When we went for the meeting with DD#1s school (she starts in Sept) the head teacher told us some of the children would be fine for the first week or two, and then we would be likely to see some of the less happy to go in - the novelty wears off, the realisation this is an ongoing thing etc. She suggested we let the school know asap if this was happening and that they would ensure that the child was given a little job to do in the mornings - such as putting out the pencils. Apparently they find that the children then start to feel important and it motivates them to want to start to be there again.
I have no idea if it really works, but the theory makes a lot of sense and I doubt it can harm anyway.

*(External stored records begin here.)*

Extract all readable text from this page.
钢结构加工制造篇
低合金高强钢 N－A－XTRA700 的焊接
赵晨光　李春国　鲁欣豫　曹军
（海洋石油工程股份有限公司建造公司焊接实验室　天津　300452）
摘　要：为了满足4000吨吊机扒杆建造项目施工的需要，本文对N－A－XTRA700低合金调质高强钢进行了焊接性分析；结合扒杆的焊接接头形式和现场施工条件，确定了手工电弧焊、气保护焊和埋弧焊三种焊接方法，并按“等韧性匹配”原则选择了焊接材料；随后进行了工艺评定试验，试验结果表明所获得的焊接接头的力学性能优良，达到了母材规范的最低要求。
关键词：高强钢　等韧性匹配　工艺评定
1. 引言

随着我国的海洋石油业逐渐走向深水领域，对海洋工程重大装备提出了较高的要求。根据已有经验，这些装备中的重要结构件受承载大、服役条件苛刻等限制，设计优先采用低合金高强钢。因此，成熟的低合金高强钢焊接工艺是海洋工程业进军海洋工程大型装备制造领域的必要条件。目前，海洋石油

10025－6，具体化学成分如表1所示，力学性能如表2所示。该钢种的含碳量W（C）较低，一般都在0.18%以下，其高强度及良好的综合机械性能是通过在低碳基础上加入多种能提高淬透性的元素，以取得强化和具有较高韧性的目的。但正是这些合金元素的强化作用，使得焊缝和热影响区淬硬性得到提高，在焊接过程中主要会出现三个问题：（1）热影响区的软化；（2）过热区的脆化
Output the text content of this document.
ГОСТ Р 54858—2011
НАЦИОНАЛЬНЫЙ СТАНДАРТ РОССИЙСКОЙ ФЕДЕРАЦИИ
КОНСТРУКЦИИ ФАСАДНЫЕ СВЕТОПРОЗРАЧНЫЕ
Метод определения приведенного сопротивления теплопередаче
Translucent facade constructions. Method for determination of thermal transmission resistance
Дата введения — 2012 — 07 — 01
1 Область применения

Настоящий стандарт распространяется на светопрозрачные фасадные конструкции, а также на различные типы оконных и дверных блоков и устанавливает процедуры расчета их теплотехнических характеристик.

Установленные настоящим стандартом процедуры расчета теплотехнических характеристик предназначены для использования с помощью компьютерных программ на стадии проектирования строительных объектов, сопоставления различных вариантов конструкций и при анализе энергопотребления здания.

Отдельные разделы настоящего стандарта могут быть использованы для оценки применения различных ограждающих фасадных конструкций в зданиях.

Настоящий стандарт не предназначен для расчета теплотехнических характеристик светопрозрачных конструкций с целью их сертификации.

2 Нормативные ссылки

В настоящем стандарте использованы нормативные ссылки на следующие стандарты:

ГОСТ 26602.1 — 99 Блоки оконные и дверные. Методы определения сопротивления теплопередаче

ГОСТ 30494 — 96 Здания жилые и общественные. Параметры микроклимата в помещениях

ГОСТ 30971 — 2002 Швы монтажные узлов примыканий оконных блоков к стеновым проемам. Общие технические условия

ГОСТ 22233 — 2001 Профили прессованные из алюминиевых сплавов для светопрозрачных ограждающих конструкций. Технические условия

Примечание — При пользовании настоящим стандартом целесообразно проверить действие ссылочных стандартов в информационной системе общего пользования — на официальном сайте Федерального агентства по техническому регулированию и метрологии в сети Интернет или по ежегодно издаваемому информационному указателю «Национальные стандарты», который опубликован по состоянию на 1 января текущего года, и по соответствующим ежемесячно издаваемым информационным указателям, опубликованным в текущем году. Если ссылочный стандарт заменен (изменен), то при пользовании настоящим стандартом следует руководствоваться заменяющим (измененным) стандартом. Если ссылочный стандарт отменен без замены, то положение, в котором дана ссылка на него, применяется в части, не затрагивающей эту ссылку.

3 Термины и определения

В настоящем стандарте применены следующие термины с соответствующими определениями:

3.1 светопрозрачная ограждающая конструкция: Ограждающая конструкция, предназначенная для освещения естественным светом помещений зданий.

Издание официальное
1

katiestar Sat 29-Aug-09 22:49:46

she's probably really tired which will magnify any little problem.
Definitely the case for many kids - they start on a high then where novel;ty wears off and tiredness sets in they don't like it and gradually bit by bit start liking it again.
Deffo need to speak to teacher though.One of my DC went through a phase like this and it turned out to be one of the bigger kids doing something (in play )that frightened her.

NanaNina Sun 30-Aug-09 15:49:15

Ithink this is very normal behaviour for a little girl starting school. My granddaughter was afraid of the dinner hall when she started school as it was so noisy and the playground with so much unstructured play can be a scary place for a child. I agree about meeting the teacher etc but I honestly think that an important factor in this is for your sister to keep calm and matter-of-fact no matter how upsetting it is for her. Your neice will pick up on her mom's tension and this will increase her anxiety and the whole thing will become circular.

I was very stressed about my grand daughter but my dil was very sensible and even though upset she acted in a calm way and just said to the child when the tears came at bedtime or in the morning "Yes I know you don't want to go to school and you're scared of the noise but it willbe OK and mummy will be there to meet you" etc etc.

There will be many more bridges to cross along the way as you know and my dil always says that children need to be taught the skills with how to cope with what they might come across and I so agree with her.

This is just a phase and will pass as the first few weeks pass.